Here's another reason, during this Bike to Work Week, for the growth in practical biking: demographics.
I say "practical biking" to distinguish it from recreational biking. Bikes are great for a workout or for a trip on country roads, but mostly what we're talking about here this week is biking as a means of daily transportation to commute to work and school and do errands.
I am a Baby Boomer, a generation usually defined as those born between 1946 and 1964. There are 77 million of us in the United States, and if you haven't noticed, we're getting older. The generation that used to warn each other against trusting anyone over 30 is getting to the point where they soon won't be able to trust their own children.
And as we age, a generation that has been focused on the broader social good needs to think about its contributions to climate change and to the health care mess. The obsession with the national debt, as if that was the greatest harm we are doing to succeeding generations, is badly misplaced. As a percentage of gross domestic product, the debt really isn't that big a deal.
But what is a big deal is a rapidly warming planet and the cost of health care. We've badly screwed up the environment, and if we use expensive health care interventions at the current rate, we'll crush the system.
The great thing about bikes is that they do something (though far from everything we need to do) to address both problems. Biking as a part of daily life will help keep us healthy and it will reduce the amount of CO2 that we pump into the atmosphere. Plus, as we age, we should just drive less for everyone's safety.

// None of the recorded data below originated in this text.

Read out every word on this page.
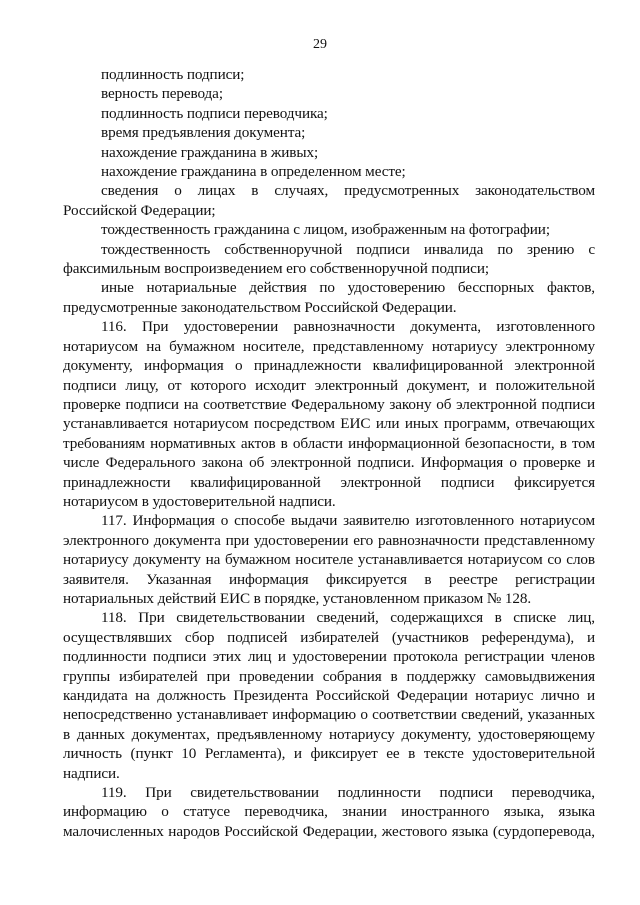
29

подлинность подписи;

верность перевода;

подлинность подписи переводчика;

время предъявления документа;

нахождение гражданина в живых;

нахождение гражданина в определенном месте;

сведения о лицах в случаях, предусмотренных законодательством Российской Федерации;

тождественность гражданина с лицом, изображенным на фотографии;

тождественность собственноручной подписи инвалида по зрению с факсимильным воспроизведением его собственноручной подписи;

иные нотариальные действия по удостоверению бесспорных фактов, предусмотренные законодательством Российской Федерации.

116. При удостоверении равнозначности документа, изготовленного нотариусом на бумажном носителе, представленному нотариусу электронному документу, информация о принадлежности квалифицированной электронной подписи лицу, от которого исходит электронный документ, и положительной проверке подписи на соответствие Федеральному закону об электронной подписи устанавливается нотариусом посредством ЕИС или иных программ, отвечающих требованиям нормативных актов в области информационной безопасности, в том числе Федерального закона об электронной подписи. Информация о проверке и принадлежности квалифицированной электронной подписи фиксируется нотариусом в удостоверительной надписи.

117. Информация о способе выдачи заявителю изготовленного нотариусом электронного документа при удостоверении его равнозначности представленному нотариусу документу на бумажном носителе устанавливается нотариусом со слов заявителя. Указанная информация фиксируется в реестре регистрации нотариальных действий ЕИС в порядке, установленном приказом № 128.

118. При свидетельствовании сведений, содержащихся в списке лиц, осуществлявших сбор подписей избирателей (участников референдума), и подлинности подписи этих лиц и удостоверении протокола регистрации членов группы избирателей при проведении собрания в поддержку самовыдвижения кандидата на должность Президента Российской Федерации нотариус лично и непосредственно устанавливает информацию о соответствии сведений, указанных в данных документах, предъявленному нотариусу документу, удостоверяющему личность (пункт 10 Регламента), и фиксирует ее в тексте удостоверительной надписи.

119. При свидетельствовании подлинности подписи переводчика, информацию о статусе переводчика, знании иностранного языка, языка малочисленных народов Российской Федерации, жестового языка (сурдоперевода,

On the other end of the spectrum are Millennials, the generation just now coming of age as college students and young adults. It turns out that they don't view cars the way we did. Cars just aren't all that important to them. The percentage of 19-year-olds opting not to get a drivers license has increased from just 8% in the 1970s to 23% today. If you didn't have a license when I was 19, you were a freak. Today, you're kind of cool.
Combine the two trends of Boomers now driving less and Millennials not embracing the driving culture to begin with, and you get a reversal in total vehicle miles traveled in the U.S. for the first time in six decades. As a recent report indicates, this is a fundamental shift in preferences, not just a blip due to the recession.
What it means is that biking (and use of mass transit and walking) are on the ascendancy. This is an unmitigated good. People are demanding better bike infrastructure, from dedicated bike paths to cycle tracks and more parking. Let's see the trend coming and give the people what they want.